Saturday matinees long ago let us escape from the ordinary world to the island of the Swiss Family Robinson or the mutinous decks of the Bounty. Why not, we thought, escape the usual fare here with Saturday matinees of our favorite photography films?

So we're pleased to present the 247th in our series of Saturday matinees today: Steve Nesius.

This 4:32 video from the Tampa Bay Times profiles photojournalist Steve Nesius as he tools around his neighborhood on Terra Ceia Island, Fla. But that's only half the story.

"I went to college after high school for one year," he begins his story. "I didn't like it and then I moved to California and surfed there and got a job as a carpenter."

He went back to school by the time he was 30, though. And somehow he got into photojournalism. After 10 years as a photo editor with the Associated Press in Washington, D.C. and Chicago, he began shooting assignments as a full-time freelance photographer in Florida.

He knows the photojournalism part of the story will have an end soon. The business isn't what it used to be. But he wants to keep shooting.

So he's mining the beauty of his neighborhood, which includes the Terra Ceia Preserve, to transition to the life of a fine artist.

"What's cool about that is I know where to go, what times, where to be," he notes. Although even with that advantage, you still have to patient. He once had to wait two hours to get an interesting shot of a couple of spoonbills on a branch.

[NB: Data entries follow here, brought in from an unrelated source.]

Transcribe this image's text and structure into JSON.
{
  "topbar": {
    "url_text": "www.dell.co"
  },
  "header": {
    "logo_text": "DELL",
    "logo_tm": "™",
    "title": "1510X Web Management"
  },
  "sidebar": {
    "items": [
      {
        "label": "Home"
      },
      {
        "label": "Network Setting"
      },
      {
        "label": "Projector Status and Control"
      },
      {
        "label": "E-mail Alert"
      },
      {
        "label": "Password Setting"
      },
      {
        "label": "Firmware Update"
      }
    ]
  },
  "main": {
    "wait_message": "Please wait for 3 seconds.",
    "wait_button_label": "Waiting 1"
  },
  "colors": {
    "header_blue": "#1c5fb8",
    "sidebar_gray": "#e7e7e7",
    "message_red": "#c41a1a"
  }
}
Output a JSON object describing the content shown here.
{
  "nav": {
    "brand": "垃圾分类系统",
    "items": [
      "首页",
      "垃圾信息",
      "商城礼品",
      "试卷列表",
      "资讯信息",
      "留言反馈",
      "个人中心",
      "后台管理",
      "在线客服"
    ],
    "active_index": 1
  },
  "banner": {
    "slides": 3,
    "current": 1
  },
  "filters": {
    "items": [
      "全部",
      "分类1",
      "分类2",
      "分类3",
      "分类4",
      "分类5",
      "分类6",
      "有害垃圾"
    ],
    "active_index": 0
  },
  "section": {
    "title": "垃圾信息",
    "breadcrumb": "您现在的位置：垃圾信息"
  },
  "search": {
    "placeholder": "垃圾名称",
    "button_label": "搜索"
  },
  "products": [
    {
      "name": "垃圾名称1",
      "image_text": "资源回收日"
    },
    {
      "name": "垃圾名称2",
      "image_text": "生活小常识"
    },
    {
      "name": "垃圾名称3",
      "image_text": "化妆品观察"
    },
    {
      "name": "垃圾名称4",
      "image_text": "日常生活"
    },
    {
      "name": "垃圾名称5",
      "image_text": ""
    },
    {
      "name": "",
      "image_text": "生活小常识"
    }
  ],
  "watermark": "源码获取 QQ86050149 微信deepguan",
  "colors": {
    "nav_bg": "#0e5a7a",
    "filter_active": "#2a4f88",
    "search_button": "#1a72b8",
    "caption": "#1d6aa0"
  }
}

The other half of the story?

One day he walked by an old building whose siding was being removed. He asked if he could have the scrap and the builders were happy to have him haul it away.

That's where his past as a carpenter came in handy.

He cleaned up the old wood and cut it down into framing for his fine art photos. They were a perfect match -- much like his skills behind the camera and at the table saw.